Overcoming an abusive childhood with a violent, alcoholic father to become a Las Vegas performer and glamorous model as the face of Diet Pepsi, Smith’s world drastically shifts with the early birth (nearly inside a plane headed to Toronto) of Christopher, a child with Down syndrome. Doctors tell Smith and her husband, musician Glenn Smith, that Christopher wasn’t expected to survive. “This is a blessing,” they add. “You should forget about him and concentrate on having another baby.” Instead, with indefatigable drive, Linda and Glenn face the challenges of raising Christopher, and Linda begins advocating for disabled rights.
Described as her “magical boy, his extra chromosome bringing love,” Christopher, (verbally limited and autistic) is a joy, but discrimination abounds: Schools and families aren’t accepting. Foreign-born with a “retarded” status, he’s unable to become a legal permanent US resident. Linda engages a powerful lobby (with Hubert Humphrey and others) to change outdated immigration laws, gaining citizenship for Christopher and others like him.

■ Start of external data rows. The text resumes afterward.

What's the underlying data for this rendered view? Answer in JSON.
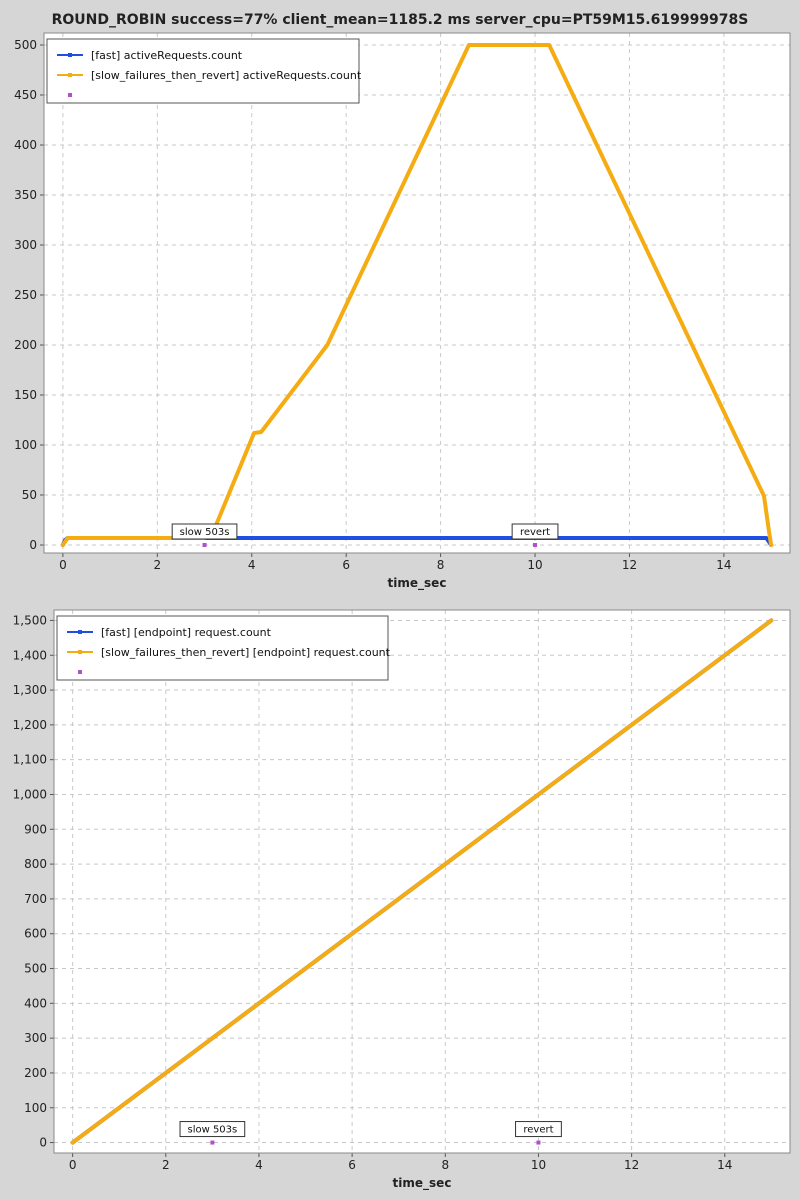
{
  "title": "ROUND_ROBIN success=77% client_mean=1185.2 ms server_cpu=PT59M15.619999978S",
  "colors": {
    "fast": "#1f4fe0",
    "slow": "#f5ac12",
    "marker": "#b04fd0"
  },
  "chart_data": [
    {
      "type": "line",
      "xlabel": "time_sec",
      "ylabel": "",
      "xlim": [
        -0.4,
        15.4
      ],
      "ylim": [
        -8,
        512
      ],
      "xticks": [
        0,
        2,
        4,
        6,
        8,
        10,
        12,
        14
      ],
      "yticks": [
        0,
        50,
        100,
        150,
        200,
        250,
        300,
        350,
        400,
        450,
        500
      ],
      "ytick_labels": [
        "0",
        "50",
        "100",
        "150",
        "200",
        "250",
        "300",
        "350",
        "400",
        "450",
        "500"
      ],
      "grid": true,
      "legend_position": "top-left",
      "series": [
        {
          "name": "[fast] activeRequests.count",
          "color_key": "fast",
          "x": [
            0,
            0.05,
            0.1,
            14.9,
            15.0
          ],
          "y": [
            0,
            5,
            7,
            7,
            0
          ]
        },
        {
          "name": "[slow_failures_then_revert] activeRequests.count",
          "color_key": "slow",
          "x": [
            0,
            0.1,
            3.0,
            3.2,
            4.05,
            4.2,
            5.6,
            8.6,
            10.3,
            14.85,
            14.95,
            15.0
          ],
          "y": [
            0,
            7,
            7,
            15,
            112,
            113,
            200,
            500,
            500,
            49,
            15,
            0
          ]
        },
        {
          "name": "",
          "color_key": "marker",
          "x": [],
          "y": []
        }
      ],
      "annotations": [
        {
          "text": "slow 503s",
          "x": 3.0,
          "y": 0
        },
        {
          "text": "revert",
          "x": 10.0,
          "y": 0
        }
      ]
    },
    {
      "type": "line",
      "xlabel": "time_sec",
      "ylabel": "",
      "xlim": [
        -0.4,
        15.4
      ],
      "ylim": [
        -30,
        1530
      ],
      "xticks": [
        0,
        2,
        4,
        6,
        8,
        10,
        12,
        14
      ],
      "yticks": [
        0,
        100,
        200,
        300,
        400,
        500,
        600,
        700,
        800,
        900,
        1000,
        1100,
        1200,
        1300,
        1400,
        1500
      ],
      "ytick_labels": [
        "0",
        "100",
        "200",
        "300",
        "400",
        "500",
        "600",
        "700",
        "800",
        "900",
        "1,000",
        "1,100",
        "1,200",
        "1,300",
        "1,400",
        "1,500"
      ],
      "grid": true,
      "legend_position": "top-left",
      "series": [
        {
          "name": "[fast] [endpoint] request.count",
          "color_key": "fast",
          "x": [
            0,
            15.0
          ],
          "y": [
            0,
            1500
          ]
        },
        {
          "name": "[slow_failures_then_revert] [endpoint] request.count",
          "color_key": "slow",
          "x": [
            0,
            15.0
          ],
          "y": [
            0,
            1500
          ]
        },
        {
          "name": "",
          "color_key": "marker",
          "x": [],
          "y": []
        }
      ],
      "annotations": [
        {
          "text": "slow 503s",
          "x": 3.0,
          "y": 0
        },
        {
          "text": "revert",
          "x": 10.0,
          "y": 0
        }
      ]
    }
  ]
}
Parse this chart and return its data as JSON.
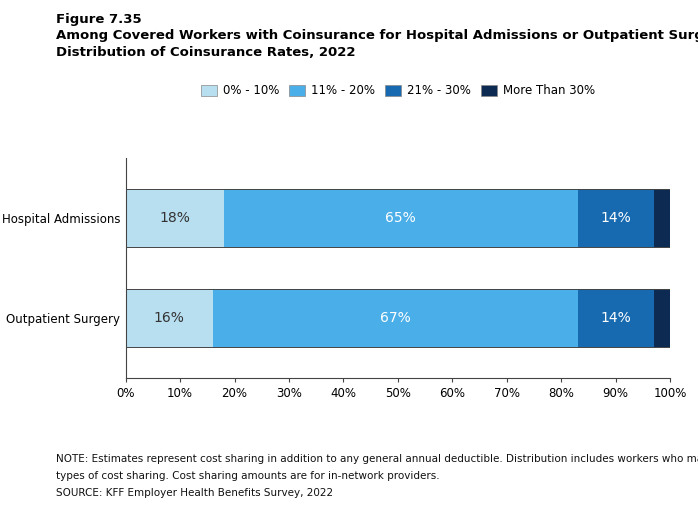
{
  "figure_label": "Figure 7.35",
  "title_line1": "Among Covered Workers with Coinsurance for Hospital Admissions or Outpatient Surgery,",
  "title_line2": "Distribution of Coinsurance Rates, 2022",
  "categories": [
    "Hospital Admissions",
    "Outpatient Surgery"
  ],
  "segments": [
    {
      "label": "0% - 10%",
      "values": [
        18,
        16
      ],
      "color": "#b8dff0"
    },
    {
      "label": "11% - 20%",
      "values": [
        65,
        67
      ],
      "color": "#4aaee8"
    },
    {
      "label": "21% - 30%",
      "values": [
        14,
        14
      ],
      "color": "#1769b0"
    },
    {
      "label": "More Than 30%",
      "values": [
        3,
        3
      ],
      "color": "#0c2a52"
    }
  ],
  "note_line1": "NOTE: Estimates represent cost sharing in addition to any general annual deductible. Distribution includes workers who may have a combination of",
  "note_line2": "types of cost sharing. Cost sharing amounts are for in-network providers.",
  "note_line3": "SOURCE: KFF Employer Health Benefits Survey, 2022",
  "bar_height": 0.58,
  "xlim": [
    0,
    100
  ],
  "xticks": [
    0,
    10,
    20,
    30,
    40,
    50,
    60,
    70,
    80,
    90,
    100
  ],
  "background_color": "#ffffff"
}
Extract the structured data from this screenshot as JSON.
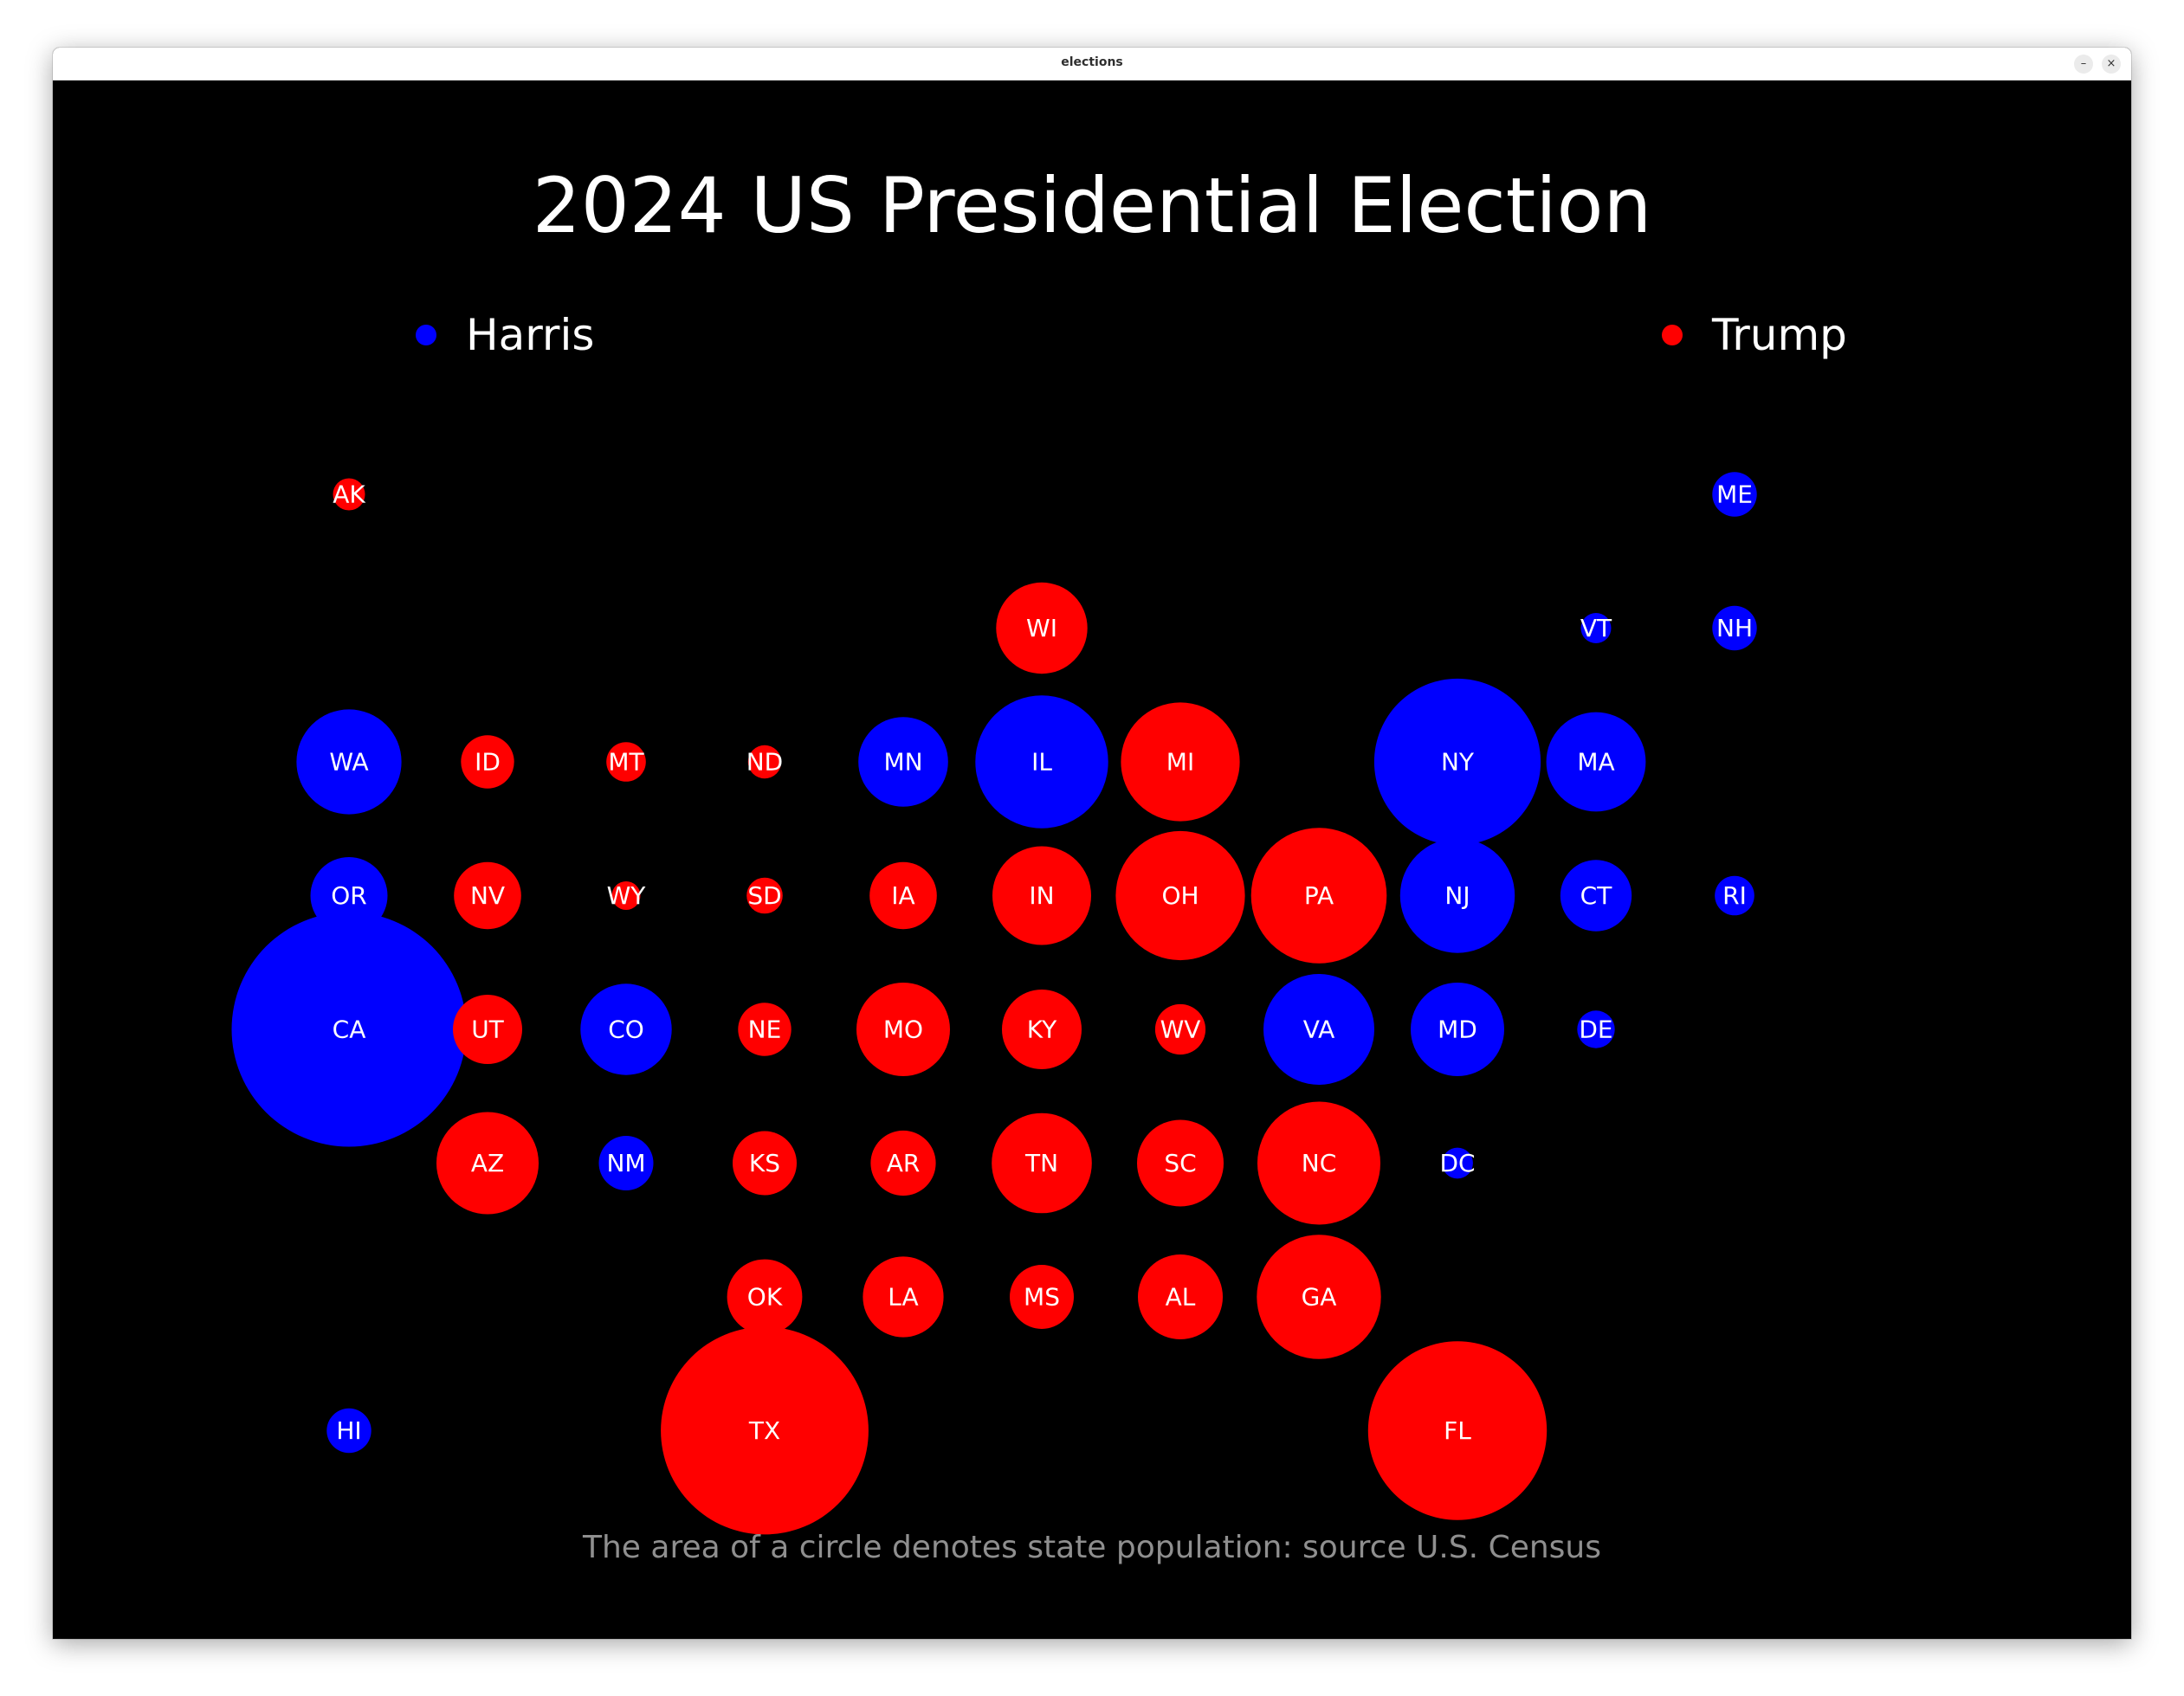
{
  "window": {
    "title": "elections",
    "minimize_label": "–",
    "close_label": "×"
  },
  "colors": {
    "background": "#000000",
    "harris": "#0000ff",
    "trump": "#ff0000",
    "text": "#ffffff",
    "footnote": "#8f8f8f"
  },
  "chart_data": {
    "type": "scatter",
    "title": "2024 US Presidential Election",
    "subtitle": "",
    "footnote": "The area of a circle denotes state population: source U.S. Census",
    "legend": [
      {
        "name": "Harris",
        "party": "harris",
        "color": "#0000ff"
      },
      {
        "name": "Trump",
        "party": "trump",
        "color": "#ff0000"
      }
    ],
    "legend_placement": "top, spread left and right",
    "grid": false,
    "size_encoding": "area proportional to state population (millions)",
    "x_range": [
      0,
      10
    ],
    "y_range": [
      0,
      7
    ],
    "states": [
      {
        "state": "AK",
        "col": 0,
        "row": 0,
        "winner": "trump",
        "population": 0.73
      },
      {
        "state": "ME",
        "col": 10,
        "row": 0,
        "winner": "harris",
        "population": 1.4
      },
      {
        "state": "WI",
        "col": 5,
        "row": 1,
        "winner": "trump",
        "population": 5.9
      },
      {
        "state": "VT",
        "col": 9,
        "row": 1,
        "winner": "harris",
        "population": 0.65
      },
      {
        "state": "NH",
        "col": 10,
        "row": 1,
        "winner": "harris",
        "population": 1.4
      },
      {
        "state": "WA",
        "col": 0,
        "row": 2,
        "winner": "harris",
        "population": 7.8
      },
      {
        "state": "ID",
        "col": 1,
        "row": 2,
        "winner": "trump",
        "population": 2.0
      },
      {
        "state": "MT",
        "col": 2,
        "row": 2,
        "winner": "trump",
        "population": 1.1
      },
      {
        "state": "ND",
        "col": 3,
        "row": 2,
        "winner": "trump",
        "population": 0.78
      },
      {
        "state": "MN",
        "col": 4,
        "row": 2,
        "winner": "harris",
        "population": 5.7
      },
      {
        "state": "IL",
        "col": 5,
        "row": 2,
        "winner": "harris",
        "population": 12.5
      },
      {
        "state": "MI",
        "col": 6,
        "row": 2,
        "winner": "trump",
        "population": 10.0
      },
      {
        "state": "NY",
        "col": 8,
        "row": 2,
        "winner": "harris",
        "population": 19.6
      },
      {
        "state": "MA",
        "col": 9,
        "row": 2,
        "winner": "harris",
        "population": 7.0
      },
      {
        "state": "OR",
        "col": 0,
        "row": 3,
        "winner": "harris",
        "population": 4.2
      },
      {
        "state": "NV",
        "col": 1,
        "row": 3,
        "winner": "trump",
        "population": 3.2
      },
      {
        "state": "WY",
        "col": 2,
        "row": 3,
        "winner": "trump",
        "population": 0.58
      },
      {
        "state": "SD",
        "col": 3,
        "row": 3,
        "winner": "trump",
        "population": 0.92
      },
      {
        "state": "IA",
        "col": 4,
        "row": 3,
        "winner": "trump",
        "population": 3.2
      },
      {
        "state": "IN",
        "col": 5,
        "row": 3,
        "winner": "trump",
        "population": 6.9
      },
      {
        "state": "OH",
        "col": 6,
        "row": 3,
        "winner": "trump",
        "population": 11.8
      },
      {
        "state": "PA",
        "col": 7,
        "row": 3,
        "winner": "trump",
        "population": 13.0
      },
      {
        "state": "NJ",
        "col": 8,
        "row": 3,
        "winner": "harris",
        "population": 9.3
      },
      {
        "state": "CT",
        "col": 9,
        "row": 3,
        "winner": "harris",
        "population": 3.6
      },
      {
        "state": "RI",
        "col": 10,
        "row": 3,
        "winner": "harris",
        "population": 1.1
      },
      {
        "state": "CA",
        "col": 0,
        "row": 4,
        "winner": "harris",
        "population": 39.0
      },
      {
        "state": "UT",
        "col": 1,
        "row": 4,
        "winner": "trump",
        "population": 3.4
      },
      {
        "state": "CO",
        "col": 2,
        "row": 4,
        "winner": "harris",
        "population": 5.9
      },
      {
        "state": "NE",
        "col": 3,
        "row": 4,
        "winner": "trump",
        "population": 2.0
      },
      {
        "state": "MO",
        "col": 4,
        "row": 4,
        "winner": "trump",
        "population": 6.2
      },
      {
        "state": "KY",
        "col": 5,
        "row": 4,
        "winner": "trump",
        "population": 4.5
      },
      {
        "state": "WV",
        "col": 6,
        "row": 4,
        "winner": "trump",
        "population": 1.8
      },
      {
        "state": "VA",
        "col": 7,
        "row": 4,
        "winner": "harris",
        "population": 8.7
      },
      {
        "state": "MD",
        "col": 8,
        "row": 4,
        "winner": "harris",
        "population": 6.2
      },
      {
        "state": "DE",
        "col": 9,
        "row": 4,
        "winner": "harris",
        "population": 1.0
      },
      {
        "state": "AZ",
        "col": 1,
        "row": 5,
        "winner": "trump",
        "population": 7.4
      },
      {
        "state": "NM",
        "col": 2,
        "row": 5,
        "winner": "harris",
        "population": 2.1
      },
      {
        "state": "KS",
        "col": 3,
        "row": 5,
        "winner": "trump",
        "population": 2.9
      },
      {
        "state": "AR",
        "col": 4,
        "row": 5,
        "winner": "trump",
        "population": 3.0
      },
      {
        "state": "TN",
        "col": 5,
        "row": 5,
        "winner": "trump",
        "population": 7.1
      },
      {
        "state": "SC",
        "col": 6,
        "row": 5,
        "winner": "trump",
        "population": 5.3
      },
      {
        "state": "NC",
        "col": 7,
        "row": 5,
        "winner": "trump",
        "population": 10.7
      },
      {
        "state": "DC",
        "col": 8,
        "row": 5,
        "winner": "harris",
        "population": 0.68
      },
      {
        "state": "OK",
        "col": 3,
        "row": 6,
        "winner": "trump",
        "population": 4.0
      },
      {
        "state": "LA",
        "col": 4,
        "row": 6,
        "winner": "trump",
        "population": 4.6
      },
      {
        "state": "MS",
        "col": 5,
        "row": 6,
        "winner": "trump",
        "population": 2.9
      },
      {
        "state": "AL",
        "col": 6,
        "row": 6,
        "winner": "trump",
        "population": 5.1
      },
      {
        "state": "GA",
        "col": 7,
        "row": 6,
        "winner": "trump",
        "population": 10.9
      },
      {
        "state": "HI",
        "col": 0,
        "row": 7,
        "winner": "harris",
        "population": 1.4
      },
      {
        "state": "TX",
        "col": 3,
        "row": 7,
        "winner": "trump",
        "population": 30.5
      },
      {
        "state": "FL",
        "col": 8,
        "row": 7,
        "winner": "trump",
        "population": 22.6
      }
    ]
  }
}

Capitalizing on her Las Vegas connections (Glenn performed with Wayne Newton), Smith begins to create impressive fundraising events. Dauntless, she approaches famous hotel owners, corporations, sports teams, and philanthropists and gathers a line-up of Vegas stars, including Elvis Presley, Barbra Streisand, and Celine Dion to produce “The Concert of Love.” This event, along with numerous galas, have raised millions for “disability freedom” and garnered her awards as a champion of the disabled.
Smith’s well-written, moving, and energetic description of the social injustices, lack of understanding, and physical and emotional demands of raising Christopher are eye-opening, offering a realistic portrait of the world of the disabled in the ‘70s and beyond. Her tenacity is infectious. People seeking to learn more about self-advocacy, nonprofits, and fundraising—or simply share in Christopher’s stirring story— will find inspiration in this powerful book.
Also available in hardcover and ebook.